Contam os cientistas que, nos Estados Unidos, metade dos testes dão resultado fatal. Na Europa, espera-se agora que o cenário não seja muito diferente.

O caso é curioso do ponto de vista estritamente filosófico. A civilização ocidental assenta na velha crença platônica de que só o conhecimento verdadeiro traz felicidade duradoura. "Conhece-te a ti próprio"; "só uma vida examinada vale a pena ser vivida"; "penso, logo existo" -seria possível construir uma história da filosofia com máximas e provérbios que sublinham a mesma tese: sabedoria é virtude; virtude é felicidade.

Nunca comprei essa simplória versão das coisas. Prefiro acreditar, como dizia um velho professor inglês, que o fato de descobrirmos a verdade não implica necessariamente que a verdade será interessante. Basta olhar para nossas privadíssimas existências: uma pessoa que sabe padecer de câncer será necessariamente mais feliz por isso?

Arrisco nova tese: a mentira é, muitas vezes, um mecanismo insubstituível de sobrevivência. Curiosamente, Jeremy Campbell escreveu um livro notável sobre o assunto, uns anos atrás: "The Liar's Tale: a History of Falsehood". Recomendo. Mas divago.

Por isso imagino as consequências imediatas desses testes de paternidade na Europa: milhares de famílias que viviam as suas vidas protegidas pelo doce manto da ignorância; milhares de famílias que, no curto prazo, serão simplesmente desfeitas pela luz radiosa da verdade. Valerá a pena?

***

3. Uma amiga tenciona abrir restaurante em Lisboa. Espaço para fumantes, onde animais ou crianças não entram. As autoridades públicas autorizam a exclusividade para fumantes e concordam com a interdição de animais. Mas, estranhamente, dizem que a proibição de crianças é ilegal e até inconstitucional.

Nunca tinha pensado sobre o tema, exceto quando janto fora de casa e existe uma criança no espaço a berrar, a correr por entre as mesas ou a importunar os presentes. De preferência sob o olhar compassivo e maravilhado dos progenitores.

Por vezes, lavro um tímido protesto aos ouvidos do garçom. O garçom comunica o meu desagrado aos ouvidos dos pais. Os pais esquecem os meus ouvidos e verbalizam insultos como se eu fosse obrigado a partilhar o amor parental deles. Por pouco não me pedem para eu adotar a família inteira.

Um restaurante só para adultos resolveria a situação de forma democrática: as regras seriam conhecidas e a clientela que decidisse.
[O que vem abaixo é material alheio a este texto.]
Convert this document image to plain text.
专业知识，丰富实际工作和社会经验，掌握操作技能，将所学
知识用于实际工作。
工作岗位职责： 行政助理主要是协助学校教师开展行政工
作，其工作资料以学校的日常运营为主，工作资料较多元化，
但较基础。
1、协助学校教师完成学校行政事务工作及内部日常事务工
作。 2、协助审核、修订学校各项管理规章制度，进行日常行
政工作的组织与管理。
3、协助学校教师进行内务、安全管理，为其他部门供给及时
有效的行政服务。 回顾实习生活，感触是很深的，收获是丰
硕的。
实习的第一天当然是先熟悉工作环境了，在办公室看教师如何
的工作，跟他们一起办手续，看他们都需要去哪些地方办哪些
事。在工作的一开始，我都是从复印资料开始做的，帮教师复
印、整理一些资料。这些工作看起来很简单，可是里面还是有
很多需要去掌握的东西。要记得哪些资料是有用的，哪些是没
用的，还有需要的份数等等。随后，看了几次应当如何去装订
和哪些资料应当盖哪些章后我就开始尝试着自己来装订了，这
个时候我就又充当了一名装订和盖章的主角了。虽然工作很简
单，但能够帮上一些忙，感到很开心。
Quem quisesse um restaurante, que viesse ao restaurante. Quem quisesse um parque infantil, que fosse a outro restaurante.

Infelizmente, o meu país não respeita os seus proprietários. E não respeita o direito deles de escolher o seu tipo de clientela. Para início de conversa, haverá coisa mais ilegal e até inconstitucional?

Por João Pereira Coutinho - Jornal "A Folha de S. Paulo" de 21/07/09.